The national push for biofuels may encourage farmers to plant corn where environmentally friendly grasses are now grown. But those making the switch can still sequester soil carbon and reduce greenhouse gas emissions by not tilling the soil, according to Agricultural Research Service (ARS) scientists.

Ron Follett, a senior supervisory scientist at the ARS Soil Plant Nutrient Research Unit in Fort Collins, Colo., spent six years monitoring levels of soil organic carbon in a Nebraska field where bromegrass was grown for 13 years and the field then was converted to no-till corn.

The effort is one of the most comprehensive field studies yet to address a major issue in agriculture: the effects of replacing native grasses with corn. Bromegrass became a popular alternative in the 1990s for Midwestern farmers trying to save erodible soils, enhance habitats and increase soil organic carbon. Under conventional tillage, much of this carbon is released into the atmosphere as carbon dioxide, a greenhouse gas that contributes to global warming. Nationwide, there are 35 million acres of bromegrass and other plants grown in exchange for $1.8 billion in annual payments as part of USDA’s Conservation Reserve Program (CRP).

But as demand for biofuels raises corn prices and CRP contracts end, farmers may replace grasses with corn.

Follett and his team used herbicide to kill the grass in the fall of 1998 and planted no-till corn the following spring. They collected soil samples at three depths to analyze the total amount of soil carbon at each depth and determine whether the carbon was previously sequestered by bromegrass or newly sequestered by the corn.

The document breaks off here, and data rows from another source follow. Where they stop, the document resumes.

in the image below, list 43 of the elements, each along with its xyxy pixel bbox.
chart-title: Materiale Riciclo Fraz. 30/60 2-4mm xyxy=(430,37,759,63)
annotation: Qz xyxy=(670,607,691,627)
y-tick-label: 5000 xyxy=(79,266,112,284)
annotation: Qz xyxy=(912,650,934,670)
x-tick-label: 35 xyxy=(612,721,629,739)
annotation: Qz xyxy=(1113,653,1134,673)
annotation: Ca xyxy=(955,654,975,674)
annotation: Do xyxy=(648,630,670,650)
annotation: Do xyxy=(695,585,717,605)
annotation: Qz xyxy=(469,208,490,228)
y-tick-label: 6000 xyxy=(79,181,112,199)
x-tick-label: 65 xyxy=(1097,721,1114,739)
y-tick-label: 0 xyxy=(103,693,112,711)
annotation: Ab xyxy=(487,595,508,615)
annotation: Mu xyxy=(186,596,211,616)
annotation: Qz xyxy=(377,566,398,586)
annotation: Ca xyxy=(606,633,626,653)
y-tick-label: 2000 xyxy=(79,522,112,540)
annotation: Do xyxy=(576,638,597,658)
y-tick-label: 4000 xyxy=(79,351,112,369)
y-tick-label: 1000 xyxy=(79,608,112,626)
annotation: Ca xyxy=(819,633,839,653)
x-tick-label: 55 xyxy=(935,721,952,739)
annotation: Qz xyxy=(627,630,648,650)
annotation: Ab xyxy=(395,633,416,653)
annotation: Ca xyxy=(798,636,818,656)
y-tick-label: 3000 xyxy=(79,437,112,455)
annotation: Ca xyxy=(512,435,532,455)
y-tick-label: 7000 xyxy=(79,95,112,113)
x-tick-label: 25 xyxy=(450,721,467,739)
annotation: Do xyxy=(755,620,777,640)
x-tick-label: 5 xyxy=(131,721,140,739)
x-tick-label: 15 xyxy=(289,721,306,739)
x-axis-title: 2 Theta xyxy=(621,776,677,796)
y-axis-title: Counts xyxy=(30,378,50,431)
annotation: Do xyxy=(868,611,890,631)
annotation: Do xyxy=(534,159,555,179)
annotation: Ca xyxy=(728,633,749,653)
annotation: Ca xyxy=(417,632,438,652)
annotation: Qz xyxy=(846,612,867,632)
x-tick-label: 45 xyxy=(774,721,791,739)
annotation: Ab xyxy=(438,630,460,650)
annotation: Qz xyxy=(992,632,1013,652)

Follett’s results, recently published in Agronomy Journal, show the benefits of no-till when making the switch. The researchers found yields were decreased because of extended drought conditions, but the total amount of carbon didn’t change. The rates of loss of soil organic carbon previously sequestered in the top two depths by the bromegrass were offset by similar rates of increase in newly sequestered carbon from the corn. There also was little or no change in the amount of soil organic carbon from either the bromegrass or the corn at the third depth.

ARS is the principal intramural scientific research agency of the U.S. Department of Agriculture.